The Zimbabwe National Statistics Agency (ZimStats) reported that total imports for May rose by 20.2 percent to US$851 million, while exports increased by 17.8 percent to US$654.2 million. The higher growth rate of imports contributed to the widening trade deficit.

Economic experts attribute the expanding trade deficit to the recent suspension of import duties on basic commodities. The government implemented this measure to stabilize the economy, address price increases, and improve access to essential goods for ordinary citizens.

The main imports by economic category in May were industrial imports (26.4 percent), capital goods (22.9 percent), and fuels and lubricants (22.2 percent). Industrial supplies accounted for 91.1 percent of the main exports, followed by fuels and lubricants at 3.2 percent. Major exported products included semi-manufactured gold (24 percent) and nickel mattes (18.3 percent).

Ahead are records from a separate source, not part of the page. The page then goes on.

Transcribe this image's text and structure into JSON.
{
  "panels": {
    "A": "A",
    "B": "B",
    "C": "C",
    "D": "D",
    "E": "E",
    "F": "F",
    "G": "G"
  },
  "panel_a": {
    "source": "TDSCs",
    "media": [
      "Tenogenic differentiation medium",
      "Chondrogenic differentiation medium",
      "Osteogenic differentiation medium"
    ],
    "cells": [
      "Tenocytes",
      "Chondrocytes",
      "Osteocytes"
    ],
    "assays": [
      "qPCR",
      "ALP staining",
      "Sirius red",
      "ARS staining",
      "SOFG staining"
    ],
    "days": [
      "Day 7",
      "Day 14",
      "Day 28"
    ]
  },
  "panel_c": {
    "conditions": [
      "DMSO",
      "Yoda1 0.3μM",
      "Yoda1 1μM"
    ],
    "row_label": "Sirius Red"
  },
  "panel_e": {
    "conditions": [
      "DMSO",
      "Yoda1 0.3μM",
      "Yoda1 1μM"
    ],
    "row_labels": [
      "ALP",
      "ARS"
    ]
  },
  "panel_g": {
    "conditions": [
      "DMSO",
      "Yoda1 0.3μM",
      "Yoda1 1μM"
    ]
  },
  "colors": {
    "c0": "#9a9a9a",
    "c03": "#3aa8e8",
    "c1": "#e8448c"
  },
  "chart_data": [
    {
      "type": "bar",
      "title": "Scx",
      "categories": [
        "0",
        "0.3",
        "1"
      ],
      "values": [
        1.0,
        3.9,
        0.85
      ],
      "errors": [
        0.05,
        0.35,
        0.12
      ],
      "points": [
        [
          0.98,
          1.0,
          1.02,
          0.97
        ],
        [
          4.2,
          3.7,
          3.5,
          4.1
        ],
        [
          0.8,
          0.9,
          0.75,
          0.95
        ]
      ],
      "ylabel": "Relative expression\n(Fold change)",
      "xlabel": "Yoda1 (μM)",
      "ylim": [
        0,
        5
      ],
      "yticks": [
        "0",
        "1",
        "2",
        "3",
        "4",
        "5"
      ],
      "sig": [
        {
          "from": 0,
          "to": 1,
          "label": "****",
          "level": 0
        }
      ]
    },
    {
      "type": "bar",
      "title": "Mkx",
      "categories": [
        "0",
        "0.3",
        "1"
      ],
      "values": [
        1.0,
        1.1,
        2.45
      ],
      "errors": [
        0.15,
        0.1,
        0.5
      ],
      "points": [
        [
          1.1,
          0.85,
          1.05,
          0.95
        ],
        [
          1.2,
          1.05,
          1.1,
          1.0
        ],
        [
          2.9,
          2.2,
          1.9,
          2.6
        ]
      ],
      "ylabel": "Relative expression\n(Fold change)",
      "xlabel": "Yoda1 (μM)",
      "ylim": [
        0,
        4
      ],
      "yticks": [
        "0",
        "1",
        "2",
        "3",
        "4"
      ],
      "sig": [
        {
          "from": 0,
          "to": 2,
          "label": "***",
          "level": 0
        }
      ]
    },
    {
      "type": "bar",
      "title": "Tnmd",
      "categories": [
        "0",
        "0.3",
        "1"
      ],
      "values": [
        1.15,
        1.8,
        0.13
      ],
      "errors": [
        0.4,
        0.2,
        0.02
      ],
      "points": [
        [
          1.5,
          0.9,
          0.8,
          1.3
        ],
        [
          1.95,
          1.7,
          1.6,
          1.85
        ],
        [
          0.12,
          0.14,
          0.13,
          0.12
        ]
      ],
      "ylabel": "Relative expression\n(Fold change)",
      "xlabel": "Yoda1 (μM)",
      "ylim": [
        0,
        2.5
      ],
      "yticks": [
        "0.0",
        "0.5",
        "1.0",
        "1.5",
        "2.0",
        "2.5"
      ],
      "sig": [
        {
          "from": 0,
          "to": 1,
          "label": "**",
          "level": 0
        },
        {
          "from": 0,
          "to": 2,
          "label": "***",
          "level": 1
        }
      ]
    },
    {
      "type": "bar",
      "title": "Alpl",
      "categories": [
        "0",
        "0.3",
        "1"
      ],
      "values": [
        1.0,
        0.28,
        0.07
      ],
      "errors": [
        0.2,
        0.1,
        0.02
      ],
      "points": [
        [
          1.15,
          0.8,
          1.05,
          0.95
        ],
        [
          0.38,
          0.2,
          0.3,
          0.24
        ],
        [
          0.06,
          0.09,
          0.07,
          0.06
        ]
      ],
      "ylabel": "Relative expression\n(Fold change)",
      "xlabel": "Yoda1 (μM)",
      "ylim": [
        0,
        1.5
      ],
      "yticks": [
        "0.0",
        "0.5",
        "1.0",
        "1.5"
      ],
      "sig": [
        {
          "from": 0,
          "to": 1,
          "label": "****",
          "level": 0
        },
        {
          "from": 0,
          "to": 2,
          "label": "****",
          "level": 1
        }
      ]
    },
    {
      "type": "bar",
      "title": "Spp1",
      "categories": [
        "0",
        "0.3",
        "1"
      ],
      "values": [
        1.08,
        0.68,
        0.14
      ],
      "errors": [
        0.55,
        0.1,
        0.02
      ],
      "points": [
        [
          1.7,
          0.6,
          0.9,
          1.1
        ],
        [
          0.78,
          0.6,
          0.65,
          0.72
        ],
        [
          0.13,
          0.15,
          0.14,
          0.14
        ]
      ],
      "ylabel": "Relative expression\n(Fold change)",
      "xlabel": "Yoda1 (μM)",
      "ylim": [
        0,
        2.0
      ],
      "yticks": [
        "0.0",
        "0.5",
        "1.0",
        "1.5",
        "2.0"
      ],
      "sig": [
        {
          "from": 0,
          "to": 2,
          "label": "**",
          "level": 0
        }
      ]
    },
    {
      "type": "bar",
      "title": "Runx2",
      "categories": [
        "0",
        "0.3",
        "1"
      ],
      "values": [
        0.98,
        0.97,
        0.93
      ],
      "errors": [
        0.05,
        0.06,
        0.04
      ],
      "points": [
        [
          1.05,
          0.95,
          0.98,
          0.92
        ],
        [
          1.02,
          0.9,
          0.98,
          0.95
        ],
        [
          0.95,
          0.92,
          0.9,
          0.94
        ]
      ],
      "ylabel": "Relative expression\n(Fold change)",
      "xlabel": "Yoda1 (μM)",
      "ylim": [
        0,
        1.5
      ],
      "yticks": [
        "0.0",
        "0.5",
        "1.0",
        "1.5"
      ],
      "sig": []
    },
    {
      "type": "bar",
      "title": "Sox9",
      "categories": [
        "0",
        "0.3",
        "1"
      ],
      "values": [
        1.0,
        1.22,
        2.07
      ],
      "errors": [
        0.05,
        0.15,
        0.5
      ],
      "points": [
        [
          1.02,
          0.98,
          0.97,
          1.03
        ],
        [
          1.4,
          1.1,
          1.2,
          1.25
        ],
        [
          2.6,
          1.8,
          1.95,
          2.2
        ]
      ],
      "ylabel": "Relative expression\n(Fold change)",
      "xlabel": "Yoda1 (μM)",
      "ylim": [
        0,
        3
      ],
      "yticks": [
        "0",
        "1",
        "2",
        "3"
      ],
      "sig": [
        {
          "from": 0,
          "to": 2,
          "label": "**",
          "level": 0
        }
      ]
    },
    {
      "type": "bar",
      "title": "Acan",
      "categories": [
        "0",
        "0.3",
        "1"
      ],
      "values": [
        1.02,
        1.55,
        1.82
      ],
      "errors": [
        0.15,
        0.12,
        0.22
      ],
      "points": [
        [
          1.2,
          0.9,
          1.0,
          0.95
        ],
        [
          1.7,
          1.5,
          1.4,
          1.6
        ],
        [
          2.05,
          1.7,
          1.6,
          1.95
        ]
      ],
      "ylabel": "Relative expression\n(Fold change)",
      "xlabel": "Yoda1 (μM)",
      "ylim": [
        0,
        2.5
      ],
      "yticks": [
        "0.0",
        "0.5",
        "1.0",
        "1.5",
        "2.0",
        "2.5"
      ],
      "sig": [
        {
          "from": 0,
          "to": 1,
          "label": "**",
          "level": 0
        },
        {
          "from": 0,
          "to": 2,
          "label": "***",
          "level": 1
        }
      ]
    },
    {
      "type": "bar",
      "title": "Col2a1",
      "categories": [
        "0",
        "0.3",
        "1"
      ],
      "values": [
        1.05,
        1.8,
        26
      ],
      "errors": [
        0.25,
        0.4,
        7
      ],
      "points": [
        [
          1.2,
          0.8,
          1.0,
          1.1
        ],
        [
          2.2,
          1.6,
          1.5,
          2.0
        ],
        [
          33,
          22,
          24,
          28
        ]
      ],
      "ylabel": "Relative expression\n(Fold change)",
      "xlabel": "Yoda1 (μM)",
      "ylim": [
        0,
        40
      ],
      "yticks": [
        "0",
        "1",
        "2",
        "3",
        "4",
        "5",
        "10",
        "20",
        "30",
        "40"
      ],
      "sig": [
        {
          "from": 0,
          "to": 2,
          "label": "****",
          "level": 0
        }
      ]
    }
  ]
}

Mr. George Nhepera, the development manager of Lupane State University’s business clinic, highlighted that the importation of raw materials, machinery, and equipment also contributed to the increase in imports and, consequently, the trade deficit. He emphasized the need for Zimbabwe to focus on developing an export-led economy to generate foreign currency inflows, stabilize the exchange rate, and promote economic growth and job creation.

In line with the National Export Strategy launched in 2019, Zimbabwe aims to achieve annual exports of goods amounting to US$6.26 billion and services amounting to US$651 million, as part of its efforts to boost export performance.